Question 12 Cost of transactions initiated in the provision of an investment service [Last update: 6 June 2017]

Art. 24 of MiFID II Art. 50 of the MiFID II Delegated Regulation

Which methodology should an investment firm use when calculating the 'costs related to transactions initiated in the course of the provision of an investment service’ for its ex-post cost disclosure?

Answer 12

This question relates to costs involved when an investment firm buys or sells (or engages in any other transaction in) a financial instrument for its client. These transaction costs are different from the transaction costs incurred by a financial instrument’s manufacturer which result from an investment decision (e.g. a manager changes his fund’s asset allocation), and which should be incorporated in the costs of the financial instrument.

The requirements on total costs and charges require investment firms to incorporate both implicit as well as explicit transaction costs.
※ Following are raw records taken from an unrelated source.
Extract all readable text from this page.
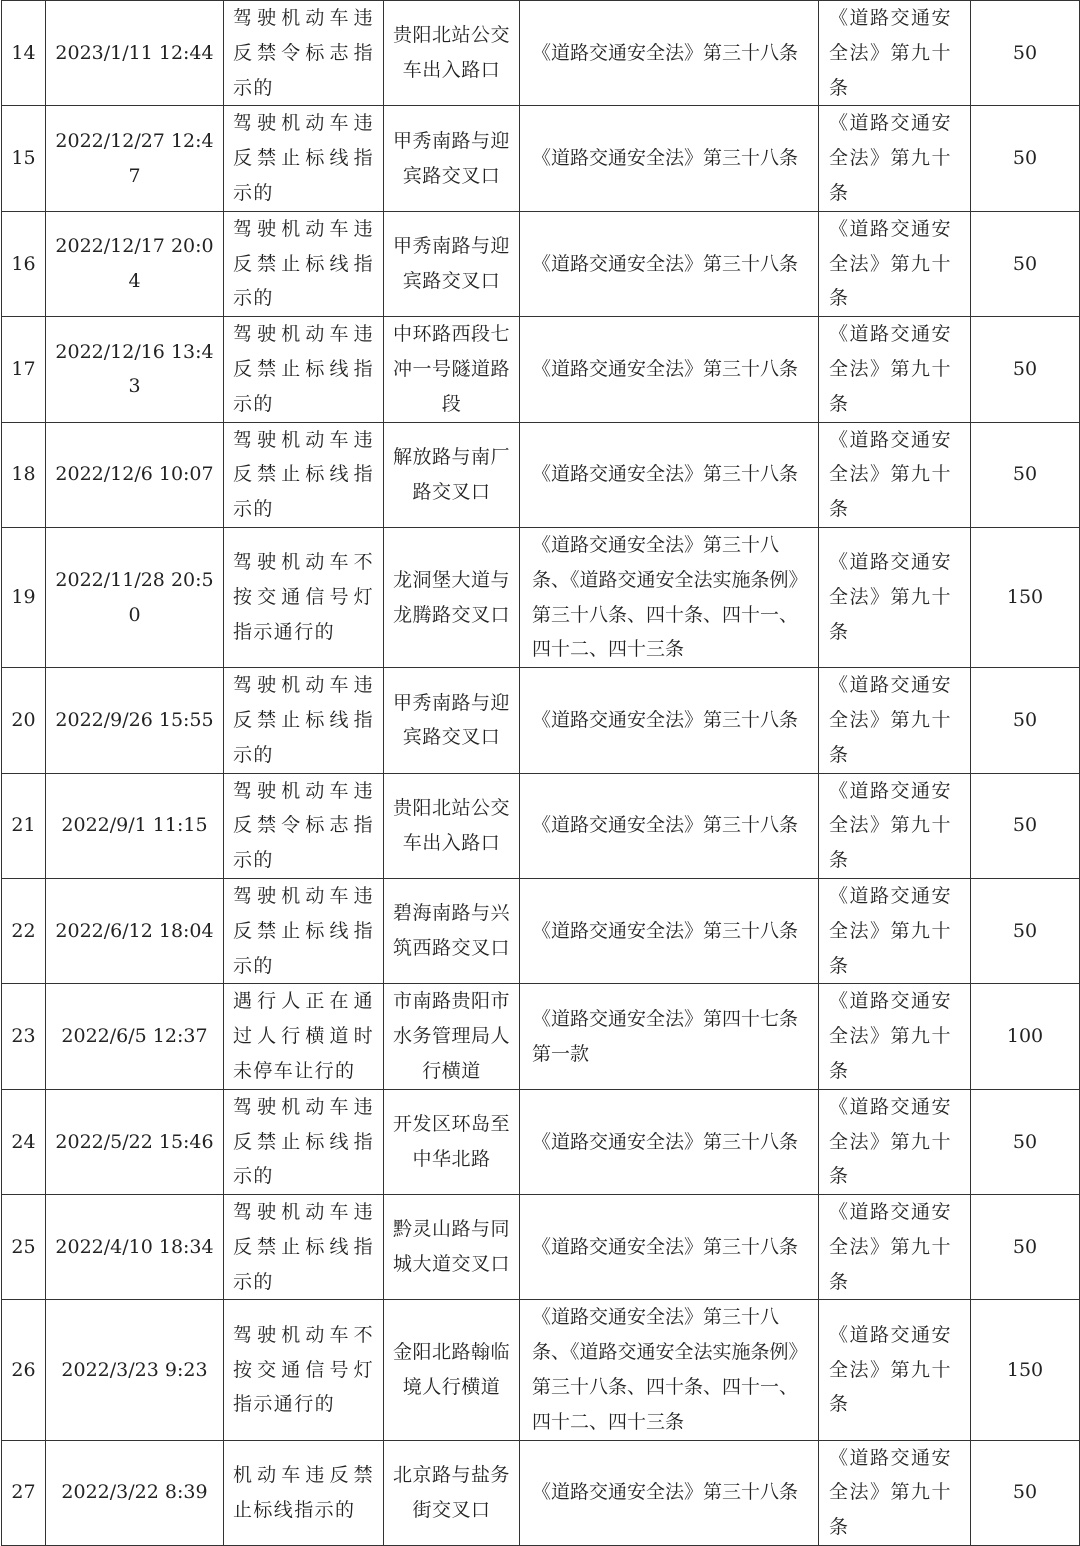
14	2023/1/11 12:44	驾驶机动车违反禁令标志指示的	贵阳北站公交车出入路口	《道路交通安全法》第三十八条	《道路交通安全法》第九十条	50
15	2022/12/27 12:47	驾驶机动车违反禁止标线指示的	甲秀南路与迎宾路交叉口	《道路交通安全法》第三十八条	《道路交通安全法》第九十条	50
16	2022/12/17 20:04	驾驶机动车违反禁止标线指示的	甲秀南路与迎宾路交叉口	《道路交通安全法》第三十八条	《道路交通安全法》第九十条	50
17	2022/12/16 13:43	驾驶机动车违反禁止标线指示的	中环路西段七冲一号隧道路段	《道路交通安全法》第三十八条	《道路交通安全法》第九十条	50
18	2022/12/6 10:07	驾驶机动车违反禁止标线指示的	解放路与南厂路交叉口	《道路交通安全法》第三十八条	《道路交通安全法》第九十条	50
19	2022/11/28 20:50	驾驶机动车不按交通信号灯指示通行的	龙洞堡大道与龙腾路交叉口	《道路交通安全法》第三十八条、《道路交通安全法实施条例》第三十八条、四十条、四十一、四十二、四十三条	《道路交通安全法》第九十条	150
20	2022/9/26 15:55	驾驶机动车违反禁止标线指示的	甲秀南路与迎宾路交叉口	《道路交通安全法》第三十八条	《道路交通安全法》第九十条	50
21	2022/9/1 11:15	驾驶机动车违反禁令标志指示的	贵阳北站公交车出入路口	《道路交通安全法》第三十八条	《道路交通安全法》第九十条	50
22	2022/6/12 18:04	驾驶机动车违反禁止标线指示的	碧海南路与兴筑西路交叉口	《道路交通安全法》第三十八条	《道路交通安全法》第九十条	50
23	2022/6/5 12:37	遇行人正在通过人行横道时未停车让行的	市南路贵阳市水务管理局人行横道	《道路交通安全法》第四十七条第一款	《道路交通安全法》第九十条	100
24	2022/5/22 15:46	驾驶机动车违反禁止标线指示的	开发区环岛至中华北路	《道路交通安全法》第三十八条	《道路交通安全法》第九十条	50
25	2022/4/10 18:34	驾驶机动车违反禁止标线指示的	黔灵山路与同城大道交叉口	《道路交通安全法》第三十八条	《道路交通安全法》第九十条	50
26	2022/3/23 9:23	驾驶机动车不按交通信号灯指示通行的	金阳北路翰临境人行横道	《道路交通安全法》第三十八条、《道路交通安全法实施条例》第三十八条、四十条、四十一、四十二、四十三条	《道路交通安全法》第九十条	150
27	2022/3/22 8:39	机动车违反禁止标线指示的	北京路与盐务街交叉口	《道路交通安全法》第三十八条	《道路交通安全法》第九十条	50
For retail products, the PRIIPs RTS provides for a detailed calculation methodology for different financial instruments, which ensures that both explicit and implicit transaction costs are captured. Therefore, in that case, for the calculation of transaction costs on an ex-post basis, ESMA would expect the investment firm to use the methodology as covered in paragraphs 12 to 20 (and possibly other relevant paragraphs) of Annex VI of the PRIIPs RTS.